Hi cryoSPARC developers,

Thanks for rolling out the v2! Looking forward to trying it out. However, my 1st impression is that the UI is not as intuitive as v1.

Right now, I am stuck at step 2 of the tutorial dataset. The full-frame motion correction job failed to run.

Command ‘[‘ssh’, u’whuang@taylorGPU1.case.edu’, ‘nohup’, u’/Data_HDD2/Programs/packages/cryosparc_v2/cryosparc2_worker/bin/cryosparcw run --project P2 --job J4 --master_hostname taylorGPU1.case.edu --master_command_core_port 39002 > /Data_SSD1/scratch/tutorials/J4/job.log 2>&1 & ‘]’ returned non-zero exit status 255

Could you help me figure out what the problem is? Thanks! Please let me know if you need further information from me.

Thanks,
Wei

It turns out that I need to setup password-less access even on local workstation. Is this the right solution?

Hi Wei,
I am getting the same error. Did this fix the problem and if so what steps did you take to set up password-less access on your workstation?
Thanks,
Taylor

Hi Wei,

We’re glad you’re excited about the new release!

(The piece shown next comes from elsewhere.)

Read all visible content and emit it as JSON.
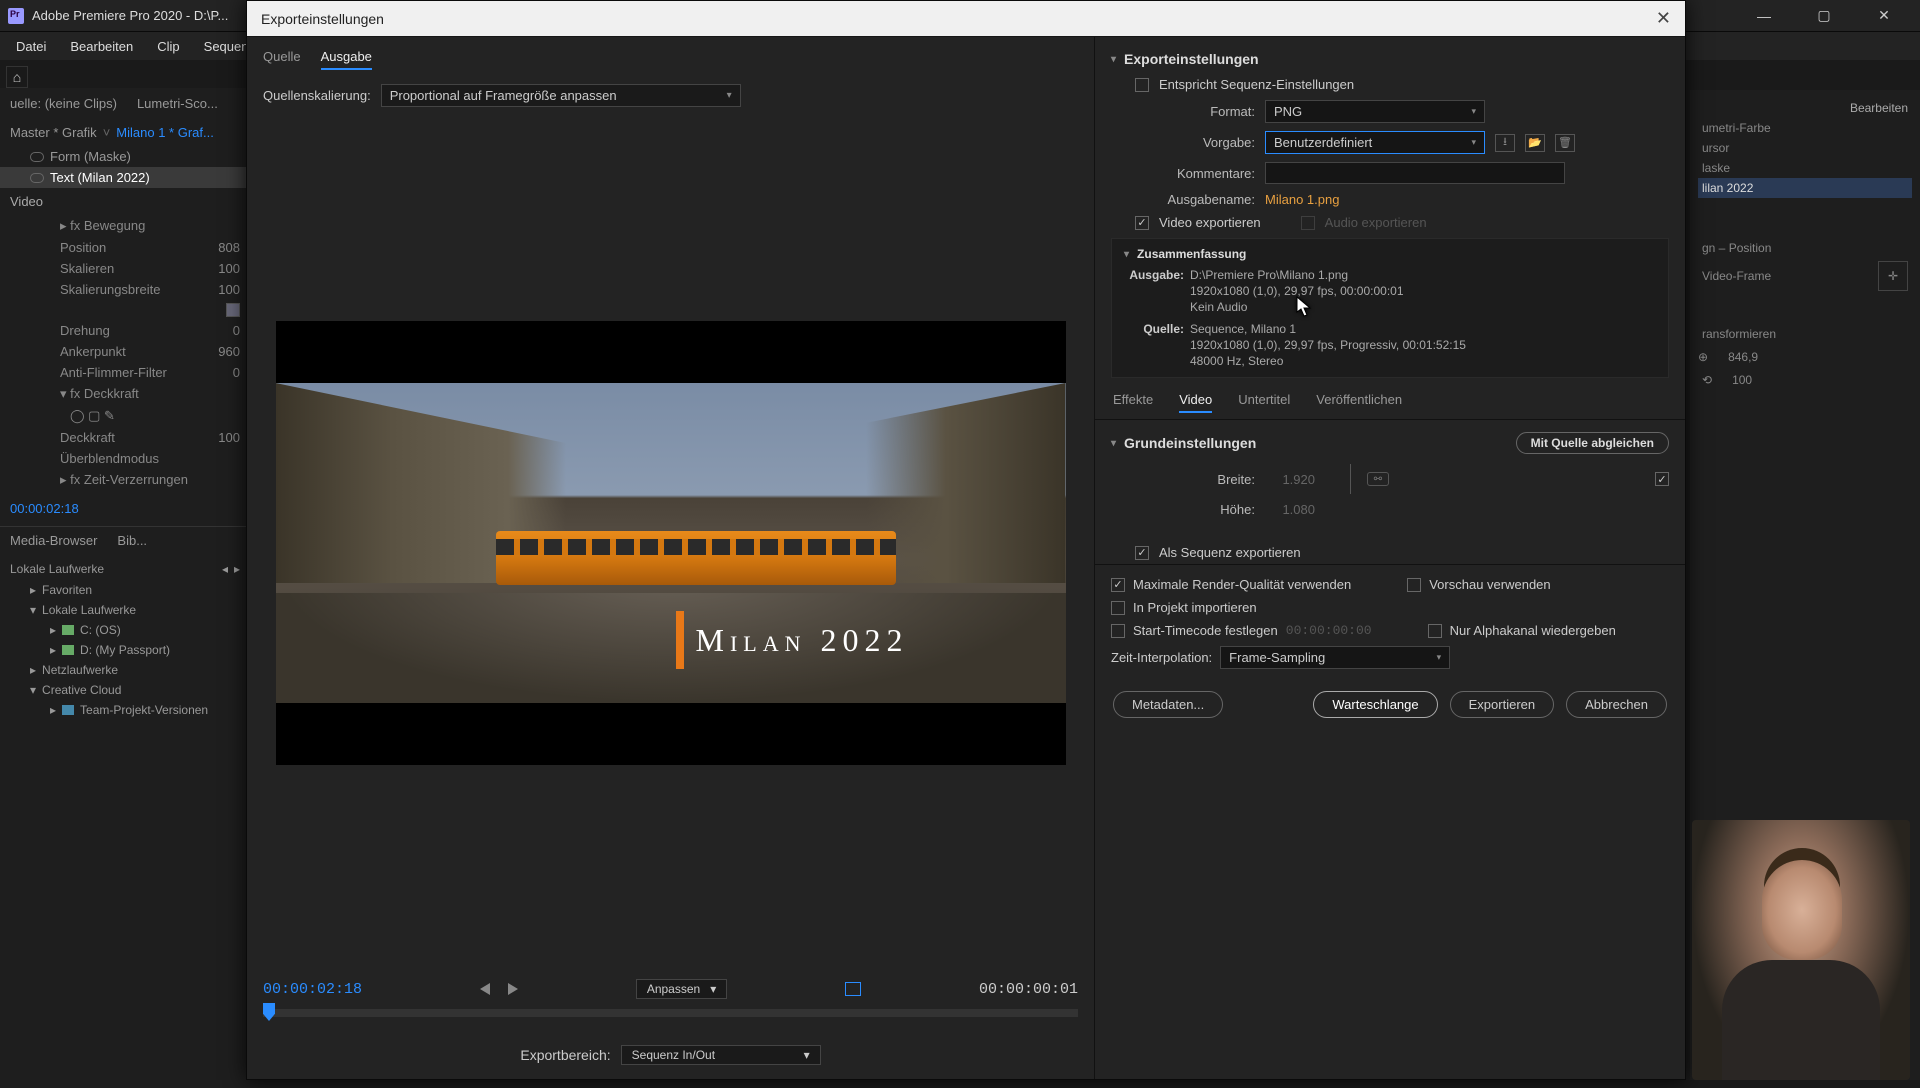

The installation procedure assumes your default shell is bash. Running a job may fail if it is not. Also, setting up ssh keys is a requirement between master and worker nodes.

You can find steps to do this in the installation docs, found here (step 5).

Thanks,
Stephan

Hi Stephan,

After using for one day, I really like this new release. The interactive tuning for particle trimming is very convenient! Before this, I have to use awk to filter the star file in relion and go through many iterations. Now it is much more straightforward!

Also thanks for the information on the installation! This problem has been fix.

Thanks,
Wei

1 Like

Hi Stephan,
I ran into a related issue when going through the tutorial. I did setup paswordless ssh, but the workstations are not using the standard ssh port (22). Is there a way to define which port cryosparcv2 should use to log into the nodes? The actual error is:

Launching job on lane default target epeius.qb3.berkeley.edu …
License is valid.
Running job on remote worker node hostname epeius.qb3.berkeley.edu
Failed to launch! 255
ssh: connect to host epeius.qb3.berkeley.edu port 22: Connection refused

Best,
Simon

Hi Simon,

I believe setting up your ssh config file is your best option. Take a look at this article I found for an easy walkthrough. This article might also be helpful.

Best,
Stephan

EDIT: We have now included instructions on how to do this in the installation docs, found at the end of this section.

Hi Stephan,
thanks a lot for that! It worked. Just for your information: I also tried to specify the ‘–sshstr’ option with the correct port when connecting the worker to the master node, but this didn’t solve the issue. Specifying the port in the ssh config file did.

Thanks,
Simon